O diretor e roteirista Charlie Kaufman tem a incrível habilidade de adentrar no inconsciente humano. “Estou pensando em acabar com tudo” é um convite de Kaufman para uma jornada onde vemos a vida, o que ela foi ou o que poderia ter sido, ou até mesmo o que Jake (Jesse Plemons) gostaria que tivesse sido. É compreensível que ao rever sua vida alguém coloque em cheque suas escolhas, decisões e que misture realidade e ficção, para que seu fim seja algo mais justo em sua própria percepção. Ao rever o passado a “realidade” são suas memórias e aqui entra outro ponto chave da narrativa. Memórias são subjetivas e se misturam com nossas percepções e emoções. Esse registro distorcido de nossa existência influencia sobre como interpretamos nosso presente e como nos enxergamos nele. Daí a discussão presente no longa sobre os humanos serem os únicos animais não capazes de viver no presente.
Na trama a personagem creditada com jovem mulher (Jessie Buckley) viaja com o namorado Jake sob uma tempestade de neve para conhecer os pais do Rapaz, interpretados por Toni Collette e David Thewlis. Eles namoram a poucas semanas, aliás, a protagonista sequer se lembra o tempo exato. O que é um sinal de que as coisas não caminham bem. Está aí uma das leituras do título e a mais literal. “Estou pensando em acabar com tudo” é um filme que vai dialogar com cada um de uma forma única. O longa é bem estruturado e sabe unir várias narrativas e gêneros em seus segmentos. Já no início em uma conversa claustrofóbica e opressora dentro do carro percebemos a inconsistência na jovem mulher. Sua personalidade muda a todo momento, ela demonstra falta de interesse em poesia e alguns segundos depois recita de memória um poema que acredita ser seu. Poema, que mais tarde percebemos ser da poeta Eva H.D. autora de um livro que Jake guarda em seu quarto. Sua profissão e nome também mudam constantemente, ela foi bióloga, física, garçonete e ao longo do enredo é chamada de “Lucy”, “Lúcia”, “Louise”, “Amy” e “Tonya”.

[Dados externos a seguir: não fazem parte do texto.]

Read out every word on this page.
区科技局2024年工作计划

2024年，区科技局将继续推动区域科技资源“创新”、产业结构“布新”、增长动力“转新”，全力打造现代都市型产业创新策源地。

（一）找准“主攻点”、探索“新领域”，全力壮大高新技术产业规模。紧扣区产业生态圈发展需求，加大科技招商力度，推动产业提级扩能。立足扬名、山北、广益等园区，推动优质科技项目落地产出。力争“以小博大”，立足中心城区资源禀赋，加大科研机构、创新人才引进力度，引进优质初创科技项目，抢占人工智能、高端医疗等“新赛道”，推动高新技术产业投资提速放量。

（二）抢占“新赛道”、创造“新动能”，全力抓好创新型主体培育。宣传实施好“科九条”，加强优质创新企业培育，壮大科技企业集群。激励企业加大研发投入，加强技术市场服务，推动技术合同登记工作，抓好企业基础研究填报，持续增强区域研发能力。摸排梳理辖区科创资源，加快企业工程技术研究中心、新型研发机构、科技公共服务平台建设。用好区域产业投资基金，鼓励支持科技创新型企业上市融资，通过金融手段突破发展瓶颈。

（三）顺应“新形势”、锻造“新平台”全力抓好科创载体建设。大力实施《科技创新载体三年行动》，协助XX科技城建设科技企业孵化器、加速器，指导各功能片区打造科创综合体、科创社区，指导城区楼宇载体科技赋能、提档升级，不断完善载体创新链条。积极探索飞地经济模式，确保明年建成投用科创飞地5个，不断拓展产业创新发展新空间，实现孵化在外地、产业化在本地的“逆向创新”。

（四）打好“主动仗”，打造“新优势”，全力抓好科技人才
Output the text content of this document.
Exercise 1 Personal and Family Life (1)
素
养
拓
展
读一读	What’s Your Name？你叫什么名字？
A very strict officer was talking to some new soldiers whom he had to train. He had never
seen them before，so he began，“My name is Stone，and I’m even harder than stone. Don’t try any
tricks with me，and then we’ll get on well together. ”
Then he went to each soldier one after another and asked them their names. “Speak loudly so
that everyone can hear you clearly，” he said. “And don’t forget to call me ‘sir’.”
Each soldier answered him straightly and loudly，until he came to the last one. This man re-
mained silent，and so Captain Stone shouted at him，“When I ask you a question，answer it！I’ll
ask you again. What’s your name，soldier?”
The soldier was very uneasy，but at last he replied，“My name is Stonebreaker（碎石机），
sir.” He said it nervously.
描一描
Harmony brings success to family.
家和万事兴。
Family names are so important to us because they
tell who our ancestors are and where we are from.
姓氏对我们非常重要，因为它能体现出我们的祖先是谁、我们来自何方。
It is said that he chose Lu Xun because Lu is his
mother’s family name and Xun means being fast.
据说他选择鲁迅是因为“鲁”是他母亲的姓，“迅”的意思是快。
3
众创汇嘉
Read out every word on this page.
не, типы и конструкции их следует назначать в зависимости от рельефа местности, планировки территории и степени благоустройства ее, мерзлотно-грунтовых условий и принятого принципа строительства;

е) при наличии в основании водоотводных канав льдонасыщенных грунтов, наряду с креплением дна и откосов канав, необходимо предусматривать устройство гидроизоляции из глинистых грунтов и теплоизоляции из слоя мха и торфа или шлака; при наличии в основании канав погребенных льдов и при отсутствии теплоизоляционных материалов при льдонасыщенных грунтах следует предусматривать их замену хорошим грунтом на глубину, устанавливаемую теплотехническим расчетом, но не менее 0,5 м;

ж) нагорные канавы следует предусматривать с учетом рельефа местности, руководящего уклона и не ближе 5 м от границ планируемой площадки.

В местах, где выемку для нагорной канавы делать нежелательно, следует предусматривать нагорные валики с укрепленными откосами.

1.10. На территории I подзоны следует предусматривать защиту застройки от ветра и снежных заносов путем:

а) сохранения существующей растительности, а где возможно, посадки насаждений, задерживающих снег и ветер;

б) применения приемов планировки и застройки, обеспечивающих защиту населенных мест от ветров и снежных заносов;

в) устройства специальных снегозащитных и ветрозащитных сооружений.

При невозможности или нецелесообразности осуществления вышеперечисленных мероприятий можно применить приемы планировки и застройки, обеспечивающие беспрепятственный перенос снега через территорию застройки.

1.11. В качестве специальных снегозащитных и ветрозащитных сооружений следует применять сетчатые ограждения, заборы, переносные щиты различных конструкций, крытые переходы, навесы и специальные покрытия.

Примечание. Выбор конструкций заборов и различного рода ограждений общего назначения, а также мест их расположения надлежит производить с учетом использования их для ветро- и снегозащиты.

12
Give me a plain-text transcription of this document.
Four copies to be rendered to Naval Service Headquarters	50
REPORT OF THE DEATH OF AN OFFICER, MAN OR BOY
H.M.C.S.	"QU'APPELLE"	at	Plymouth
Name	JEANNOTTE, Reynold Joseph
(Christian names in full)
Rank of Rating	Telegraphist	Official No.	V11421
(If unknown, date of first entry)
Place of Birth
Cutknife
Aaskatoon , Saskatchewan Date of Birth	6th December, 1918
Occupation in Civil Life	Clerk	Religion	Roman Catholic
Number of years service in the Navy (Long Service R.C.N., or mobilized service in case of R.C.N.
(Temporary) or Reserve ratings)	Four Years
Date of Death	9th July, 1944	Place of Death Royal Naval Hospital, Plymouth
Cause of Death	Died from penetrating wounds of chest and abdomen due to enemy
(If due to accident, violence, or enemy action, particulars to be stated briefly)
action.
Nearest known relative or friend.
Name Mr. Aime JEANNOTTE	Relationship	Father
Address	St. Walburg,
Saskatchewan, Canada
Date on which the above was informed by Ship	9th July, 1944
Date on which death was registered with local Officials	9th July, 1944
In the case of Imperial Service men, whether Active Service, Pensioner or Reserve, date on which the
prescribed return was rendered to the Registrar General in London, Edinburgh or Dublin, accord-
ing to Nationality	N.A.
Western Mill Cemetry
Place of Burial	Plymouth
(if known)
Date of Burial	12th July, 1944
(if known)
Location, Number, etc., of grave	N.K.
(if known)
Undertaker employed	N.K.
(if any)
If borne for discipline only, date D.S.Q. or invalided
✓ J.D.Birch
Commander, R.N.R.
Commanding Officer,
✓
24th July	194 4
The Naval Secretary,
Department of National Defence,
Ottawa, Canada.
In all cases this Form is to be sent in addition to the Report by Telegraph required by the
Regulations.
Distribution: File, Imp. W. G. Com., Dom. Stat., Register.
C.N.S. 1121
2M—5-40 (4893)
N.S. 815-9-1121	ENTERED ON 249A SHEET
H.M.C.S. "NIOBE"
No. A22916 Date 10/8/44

É passeando pelo tempo e espaço que vamos conhecendo mais sobre esse casal. Saltamos do dia para a noite na velocidade de uma palavra e de um ambiente para o outro em um piscar de olhos. É um trabalho primoroso de montagem que nos deixa inquietos, interessados e incomodados. A razão de aspecto reduzida sufoca sua protagonista e compartilha conosco a angústia da jovem mulher. É na dinâmica e no diálogo entre o casal que montamos o quebra cabeça que é a vida de Jake. Jesse Plemons mistura carisma com estranhamento sabendo mostrar fragilidade e insegurança. Um bom trabalho de atuação que nos diz muito sobre o amadurecimento conturbado daquele personagem. Jessie Buckley faz um ótimo trabalho com a protagonista complexa que o roteiro lhe entrega. Sabendo ser uma projeção criada e ao mesmo tempo uma pessoa independente com suas próprias vontades. Em vários momentos ela representa as angústias e incita importantes reflexões. Suas percepções acabam se unindo a nossa e assim conhecemos os pais de Jake, através das memórias dele. E vemos seus pais nas mais variadas idades e etapas da vida. Sempre com diferentes sensações e emoções, seja em momentos uma visão repulsiva e em outras carinhosa, protetora e até mesmo opressiva e raivosa.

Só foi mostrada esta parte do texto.